Following Elon Musk's announcement of job cuts, Tesla subsequently began canceling three online recruitment events previously scheduled for China for the month of June. The move appears to be in line with previous reports of the company being "overstaffed" in specific regions.

According to a separate post on Tesla's WeChat account, there were 224 current openings for managers and engineers in China, 24 of which were newly posted on June 9. Among the posted vacancies are managers and engineers to supervise the operation of its 6,000-ton die casting machines recognized as Giga Press, one of the world's largest.

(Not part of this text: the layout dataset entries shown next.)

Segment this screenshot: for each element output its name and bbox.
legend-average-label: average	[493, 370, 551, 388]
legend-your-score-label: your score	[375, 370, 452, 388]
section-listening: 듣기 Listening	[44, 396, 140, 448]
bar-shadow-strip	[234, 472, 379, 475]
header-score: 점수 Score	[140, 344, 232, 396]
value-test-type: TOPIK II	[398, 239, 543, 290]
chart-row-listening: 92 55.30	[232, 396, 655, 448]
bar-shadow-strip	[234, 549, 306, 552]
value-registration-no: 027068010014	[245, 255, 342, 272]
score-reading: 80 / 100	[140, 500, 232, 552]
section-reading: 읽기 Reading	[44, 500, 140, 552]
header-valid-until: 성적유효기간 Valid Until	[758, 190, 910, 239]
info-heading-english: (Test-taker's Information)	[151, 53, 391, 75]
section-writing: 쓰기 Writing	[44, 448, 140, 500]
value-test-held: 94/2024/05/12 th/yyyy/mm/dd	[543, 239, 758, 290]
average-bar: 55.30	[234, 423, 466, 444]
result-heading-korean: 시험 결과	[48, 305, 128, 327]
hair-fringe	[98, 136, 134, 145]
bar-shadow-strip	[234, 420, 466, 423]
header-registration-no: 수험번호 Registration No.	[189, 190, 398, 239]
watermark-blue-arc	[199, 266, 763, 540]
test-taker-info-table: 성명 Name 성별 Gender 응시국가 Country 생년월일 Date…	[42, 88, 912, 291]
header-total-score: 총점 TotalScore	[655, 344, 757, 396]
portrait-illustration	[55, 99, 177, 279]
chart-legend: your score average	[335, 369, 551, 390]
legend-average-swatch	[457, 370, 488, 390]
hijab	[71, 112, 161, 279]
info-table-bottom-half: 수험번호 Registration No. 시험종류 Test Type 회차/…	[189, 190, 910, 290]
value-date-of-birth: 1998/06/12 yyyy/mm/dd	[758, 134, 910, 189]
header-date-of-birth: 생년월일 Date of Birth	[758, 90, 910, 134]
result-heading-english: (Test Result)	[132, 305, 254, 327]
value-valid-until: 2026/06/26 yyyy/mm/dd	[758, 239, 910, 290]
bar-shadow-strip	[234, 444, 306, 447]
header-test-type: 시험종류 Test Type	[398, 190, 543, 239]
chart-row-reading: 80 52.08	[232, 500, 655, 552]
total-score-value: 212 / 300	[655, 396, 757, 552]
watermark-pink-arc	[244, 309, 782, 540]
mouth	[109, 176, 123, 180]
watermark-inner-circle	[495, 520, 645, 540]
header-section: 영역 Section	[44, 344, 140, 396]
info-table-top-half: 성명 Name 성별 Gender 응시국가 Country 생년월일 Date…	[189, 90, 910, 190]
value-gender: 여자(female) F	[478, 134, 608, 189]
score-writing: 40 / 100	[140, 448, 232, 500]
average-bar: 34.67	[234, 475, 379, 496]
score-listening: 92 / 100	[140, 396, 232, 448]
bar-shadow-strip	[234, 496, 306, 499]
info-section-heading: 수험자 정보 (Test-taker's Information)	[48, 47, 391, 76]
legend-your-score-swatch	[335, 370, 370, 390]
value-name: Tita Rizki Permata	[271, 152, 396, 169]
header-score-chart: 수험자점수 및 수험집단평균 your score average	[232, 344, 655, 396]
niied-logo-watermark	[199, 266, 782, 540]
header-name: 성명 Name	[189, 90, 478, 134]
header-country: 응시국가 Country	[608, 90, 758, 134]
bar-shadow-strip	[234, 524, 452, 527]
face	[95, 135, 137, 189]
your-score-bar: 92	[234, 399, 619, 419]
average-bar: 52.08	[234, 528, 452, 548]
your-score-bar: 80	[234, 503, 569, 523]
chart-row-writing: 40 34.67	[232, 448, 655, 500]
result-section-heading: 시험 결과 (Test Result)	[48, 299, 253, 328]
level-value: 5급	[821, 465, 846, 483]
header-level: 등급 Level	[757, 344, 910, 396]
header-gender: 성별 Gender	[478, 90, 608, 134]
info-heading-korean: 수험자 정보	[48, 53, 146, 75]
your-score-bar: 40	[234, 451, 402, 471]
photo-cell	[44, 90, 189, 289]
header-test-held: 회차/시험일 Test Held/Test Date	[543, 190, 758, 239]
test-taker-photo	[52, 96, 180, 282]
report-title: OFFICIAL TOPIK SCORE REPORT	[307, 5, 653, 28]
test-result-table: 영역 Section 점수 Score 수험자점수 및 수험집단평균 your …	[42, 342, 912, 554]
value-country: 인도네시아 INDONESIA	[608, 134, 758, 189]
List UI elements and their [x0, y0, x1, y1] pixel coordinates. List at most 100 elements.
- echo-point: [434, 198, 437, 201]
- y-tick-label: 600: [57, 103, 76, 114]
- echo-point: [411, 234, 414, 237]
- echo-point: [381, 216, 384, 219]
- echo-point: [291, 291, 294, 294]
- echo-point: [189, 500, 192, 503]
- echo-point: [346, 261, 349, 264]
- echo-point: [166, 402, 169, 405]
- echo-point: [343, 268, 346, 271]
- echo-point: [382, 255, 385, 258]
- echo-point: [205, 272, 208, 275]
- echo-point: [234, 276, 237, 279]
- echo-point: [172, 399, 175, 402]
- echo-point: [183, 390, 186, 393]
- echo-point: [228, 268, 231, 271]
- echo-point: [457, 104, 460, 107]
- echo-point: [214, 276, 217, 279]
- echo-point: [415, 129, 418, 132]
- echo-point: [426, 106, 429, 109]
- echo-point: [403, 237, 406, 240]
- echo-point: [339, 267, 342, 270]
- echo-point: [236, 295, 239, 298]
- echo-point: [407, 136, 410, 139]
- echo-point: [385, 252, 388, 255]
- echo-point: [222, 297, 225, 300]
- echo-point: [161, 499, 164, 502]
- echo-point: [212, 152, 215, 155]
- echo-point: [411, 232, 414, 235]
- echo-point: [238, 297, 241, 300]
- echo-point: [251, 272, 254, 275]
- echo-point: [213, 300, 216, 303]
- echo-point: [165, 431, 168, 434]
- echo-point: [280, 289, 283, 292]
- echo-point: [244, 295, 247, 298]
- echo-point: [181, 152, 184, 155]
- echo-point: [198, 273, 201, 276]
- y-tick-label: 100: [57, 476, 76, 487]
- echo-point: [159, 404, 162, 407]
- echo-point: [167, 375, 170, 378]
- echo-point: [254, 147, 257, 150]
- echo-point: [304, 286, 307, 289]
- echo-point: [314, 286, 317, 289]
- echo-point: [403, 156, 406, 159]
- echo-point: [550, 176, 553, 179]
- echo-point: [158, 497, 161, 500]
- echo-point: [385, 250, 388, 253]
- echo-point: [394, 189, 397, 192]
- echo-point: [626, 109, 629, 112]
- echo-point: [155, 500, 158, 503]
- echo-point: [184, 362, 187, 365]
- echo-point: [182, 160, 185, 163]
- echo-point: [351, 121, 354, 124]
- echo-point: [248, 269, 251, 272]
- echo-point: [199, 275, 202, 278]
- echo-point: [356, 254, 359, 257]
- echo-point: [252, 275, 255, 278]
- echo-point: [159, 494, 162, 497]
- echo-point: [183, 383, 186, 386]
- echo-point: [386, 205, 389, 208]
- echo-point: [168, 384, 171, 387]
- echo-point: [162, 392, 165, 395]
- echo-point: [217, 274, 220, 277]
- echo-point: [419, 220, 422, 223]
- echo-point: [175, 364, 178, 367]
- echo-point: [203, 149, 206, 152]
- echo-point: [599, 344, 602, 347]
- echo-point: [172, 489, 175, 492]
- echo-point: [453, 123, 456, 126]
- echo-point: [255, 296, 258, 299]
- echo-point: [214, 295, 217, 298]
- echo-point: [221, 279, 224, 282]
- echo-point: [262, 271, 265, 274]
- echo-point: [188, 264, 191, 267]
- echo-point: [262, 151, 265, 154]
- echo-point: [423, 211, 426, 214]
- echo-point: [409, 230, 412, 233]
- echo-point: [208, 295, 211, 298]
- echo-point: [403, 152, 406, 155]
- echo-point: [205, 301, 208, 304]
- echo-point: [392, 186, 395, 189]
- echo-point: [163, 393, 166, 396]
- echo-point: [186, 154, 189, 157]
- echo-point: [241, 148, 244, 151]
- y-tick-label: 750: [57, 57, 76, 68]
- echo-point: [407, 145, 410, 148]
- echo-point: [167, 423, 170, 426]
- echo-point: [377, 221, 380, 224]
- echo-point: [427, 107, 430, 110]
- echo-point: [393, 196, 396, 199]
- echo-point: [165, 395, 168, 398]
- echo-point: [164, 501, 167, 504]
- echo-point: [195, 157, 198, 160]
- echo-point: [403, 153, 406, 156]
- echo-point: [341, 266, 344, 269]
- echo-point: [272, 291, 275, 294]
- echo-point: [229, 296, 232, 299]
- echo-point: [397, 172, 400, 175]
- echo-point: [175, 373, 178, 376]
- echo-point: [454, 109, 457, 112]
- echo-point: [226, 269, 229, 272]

Tesla organises such online hiring events regularly in China, the most recent one being in May for summer interns.

The company cancelled three events for sales, R&D, and supply chain positions that were previously slated for June 16, 23, and 30, according to alerts posted late on Thursday (June 9) on the messaging platform WeChat.

It had been announced that the event would be streamed live online beginning at 7 p.m. According to an online posting, the company will be recruiting for "smart manufacturing" roles at 1100 GMT Shanghai time. Other accounts did not show the event as of late Thursday, and it was unclear whether it had taken place for applicants.

More than 1,000 job positions, including aerodynamics engineers, supply chain managers, branch managers, factory supervisors, and labourers, are still up for resume submission in the China operation.

Tesla's China revenue more than doubled from a year ago in 2021, accounting for a quarter of the company's total income. The Shanghai plant, which produces Model 3 and Model Ys for domestic and export sales, produced more than half of the cars it produced last year, and Tesla plans to expand the factory.

However, output at the plant was severely harmed by Shanghai's two-month COVID-19 lockdown, which caused it to halt production for 22 days and later struggle to resume full production. Previously, Tesla had planned to increase production at the plant to 22,000 cars per week by mid-May.

Musk said in another email to employees on Friday that Tesla would cut salaried headcount by a tenth because it had become "overstaffed in many areas," but that hourly headcount would rise.

Tesla's Shanghai plant was severely impacted after the Chinese commercial hub began a two-month COVID-19 lockdown late in March.

Output is expected to fall by more than a third from the previous quarter, exceeding Musk's prediction.